Finance shouldn't cost your company more than 1.5 percent of your revenue
Altron Karabina's Paul Morgan says finance teams that use technology wisely can have a huge impact on results.
In the current economic climate, businesses are on massive cost-cutting drives, and this, often results in retrenchments. Finance teams are not exempt from these exercises with the end result that fewer people are expected to do the same amount of work as before. The answer, according to Paul Morgan, the business unit lead for Data, Planning and Analytics at Altron Karabina, lies in finance optimisation with innovative technology.
“This supports finance departments getting operational work completed quicker, and being able to benefit the organisation with guided analysis, rather than just producing reports,” he says.
Altron Karabina is a Microsoft Gold Partner – and Paul points out that the trillion dollar company is a case in point for this kind of optimisation. Prior to 2013, he says, Microsoft followed the usual trajectory of increasing its finance team as its revenue grew. “More people were needed to handle the additional revenue streams and associated administration that was required,” he says. Then, in 2013, Microsoft appointed Amy Hood as CFO, and in the six years since then, the technology company has enjoyed almost 100 percent revenue growth. However, under Amy’s technical optimisation and automation drive, the finance headcount only increased by 14 percent in the same timeframe.

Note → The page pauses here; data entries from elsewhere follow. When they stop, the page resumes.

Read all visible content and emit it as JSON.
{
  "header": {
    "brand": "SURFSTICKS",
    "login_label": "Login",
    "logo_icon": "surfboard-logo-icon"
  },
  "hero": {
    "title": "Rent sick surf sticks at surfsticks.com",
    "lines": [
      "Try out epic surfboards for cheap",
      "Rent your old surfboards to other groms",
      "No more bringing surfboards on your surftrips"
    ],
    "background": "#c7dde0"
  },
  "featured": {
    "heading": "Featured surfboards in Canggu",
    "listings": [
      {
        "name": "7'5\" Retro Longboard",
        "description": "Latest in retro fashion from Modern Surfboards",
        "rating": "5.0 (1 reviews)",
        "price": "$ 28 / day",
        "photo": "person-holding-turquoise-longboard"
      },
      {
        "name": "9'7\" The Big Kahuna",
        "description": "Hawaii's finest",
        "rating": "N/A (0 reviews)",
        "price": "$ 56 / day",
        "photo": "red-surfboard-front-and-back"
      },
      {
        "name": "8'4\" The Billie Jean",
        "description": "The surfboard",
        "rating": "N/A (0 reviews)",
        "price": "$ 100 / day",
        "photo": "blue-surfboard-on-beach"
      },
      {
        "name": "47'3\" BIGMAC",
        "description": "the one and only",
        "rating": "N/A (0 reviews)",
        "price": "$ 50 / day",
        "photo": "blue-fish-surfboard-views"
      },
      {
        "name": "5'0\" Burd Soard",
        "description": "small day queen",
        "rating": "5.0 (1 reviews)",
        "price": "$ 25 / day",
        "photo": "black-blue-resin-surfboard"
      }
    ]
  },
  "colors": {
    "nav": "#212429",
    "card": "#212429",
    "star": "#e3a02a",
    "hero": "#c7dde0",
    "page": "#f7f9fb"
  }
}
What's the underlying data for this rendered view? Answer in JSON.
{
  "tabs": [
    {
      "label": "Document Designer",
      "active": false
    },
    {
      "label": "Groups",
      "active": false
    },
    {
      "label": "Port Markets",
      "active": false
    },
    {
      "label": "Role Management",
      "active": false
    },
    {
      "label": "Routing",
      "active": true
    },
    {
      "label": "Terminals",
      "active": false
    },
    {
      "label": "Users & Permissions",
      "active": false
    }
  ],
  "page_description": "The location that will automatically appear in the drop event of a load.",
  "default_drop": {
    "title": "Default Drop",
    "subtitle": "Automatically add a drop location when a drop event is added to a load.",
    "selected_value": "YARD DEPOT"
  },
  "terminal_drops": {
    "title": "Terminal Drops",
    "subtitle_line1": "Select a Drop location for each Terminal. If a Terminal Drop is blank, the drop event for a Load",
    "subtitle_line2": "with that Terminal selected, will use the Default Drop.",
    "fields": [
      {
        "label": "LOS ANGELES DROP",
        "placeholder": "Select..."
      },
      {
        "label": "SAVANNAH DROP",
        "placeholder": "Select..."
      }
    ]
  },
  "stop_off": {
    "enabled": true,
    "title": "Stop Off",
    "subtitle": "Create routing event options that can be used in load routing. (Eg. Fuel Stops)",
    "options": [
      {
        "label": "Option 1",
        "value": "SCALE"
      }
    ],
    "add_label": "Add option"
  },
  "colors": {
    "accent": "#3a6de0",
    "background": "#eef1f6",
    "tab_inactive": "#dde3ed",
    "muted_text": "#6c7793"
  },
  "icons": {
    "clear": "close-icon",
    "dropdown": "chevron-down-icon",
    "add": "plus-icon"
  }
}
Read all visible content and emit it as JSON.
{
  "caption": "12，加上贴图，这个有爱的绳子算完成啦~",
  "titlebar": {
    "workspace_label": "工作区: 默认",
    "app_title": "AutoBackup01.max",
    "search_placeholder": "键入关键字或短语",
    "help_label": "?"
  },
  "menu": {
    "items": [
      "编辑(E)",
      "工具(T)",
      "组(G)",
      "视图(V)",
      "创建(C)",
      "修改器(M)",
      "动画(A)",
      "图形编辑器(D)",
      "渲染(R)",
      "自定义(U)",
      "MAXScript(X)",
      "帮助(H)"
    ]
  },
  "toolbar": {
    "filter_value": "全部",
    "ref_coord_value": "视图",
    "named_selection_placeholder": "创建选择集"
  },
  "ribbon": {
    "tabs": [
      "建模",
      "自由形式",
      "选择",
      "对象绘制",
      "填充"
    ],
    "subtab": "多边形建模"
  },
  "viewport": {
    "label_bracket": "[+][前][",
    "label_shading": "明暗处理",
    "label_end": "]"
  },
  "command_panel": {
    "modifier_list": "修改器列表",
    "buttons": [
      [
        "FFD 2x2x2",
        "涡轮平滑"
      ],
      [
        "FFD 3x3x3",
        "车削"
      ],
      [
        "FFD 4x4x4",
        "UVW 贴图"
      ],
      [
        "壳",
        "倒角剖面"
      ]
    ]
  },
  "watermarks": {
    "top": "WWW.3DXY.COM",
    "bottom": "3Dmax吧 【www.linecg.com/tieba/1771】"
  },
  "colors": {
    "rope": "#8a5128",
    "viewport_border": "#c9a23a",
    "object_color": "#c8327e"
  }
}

“They were able to deal with a doubling of revenue from new channels, with only a small increase in the finance team,” says Paul. “As a technology company, she was able to leverage some of Microsoft’s resources – but that’s not to say that a manufacturing company can’t do the same with their team. That’s where we’re trying to get our customers to.”
Morgan says that according to Charles Tilley, chief executive of CIMA, world-beating finance departments only cost 0.6 percent of their organisational revenue, in terms of personnel, systems, overhead and day-to-day spend. Organisations that spend 1.5 percent of the revenue, are in the average spending band. Anything over that and their finance operation is costing more than it should.
“So, a well-run finance team running at high optimisation can actually have a massive impact on the results of the organisation. They are not just a cost centre – they are able to have a direct impact on business outcomes as well.”
Paul says there are many things finance teams can do to be more optimal, falling roughly into three categories:
Foundational: No matter how small a company you might be, you need financial reports. If you can improve efficiencies in basic financial reporting, then your team can get more involved in analysis and insight, rather than copying and pasting from one report to another. Optimisation: How can you get to better planning and forecasting? Companies use big Excel spreadsheets for month end, end of quarter, year-end, budgeting, reforecasting, with lots of macros tying everything together in what Paul describes as a “spaghetti scenario”, so addressing this complexity will help teams to become better and more efficient.
Innovation: Robotic process automation can take over routine tasks that don’t actually need human intelligence to perform them – such as bank recons, which can involve dozens of people in large organisations. With robotic process automation putting the numbers in and getting the results out, finance teams will have more time available for guiding the business.
Karabina was founded in 2001, and joined the Altron group in 2018. Paul says that the change has been for the better. “We’ve been able to carry on with what we do, which is producing great solutions for our clients, as well as looking at the many new opportunities Altron has brought to us.”
Altron Karabina co-hosted a stand at the Finance Indaba Africa on 16 and 17 October 2019 with Host Analytics. Paul presented on Thursday 17 October, explaining how Host Analytics allows finance teams to gain control of their time.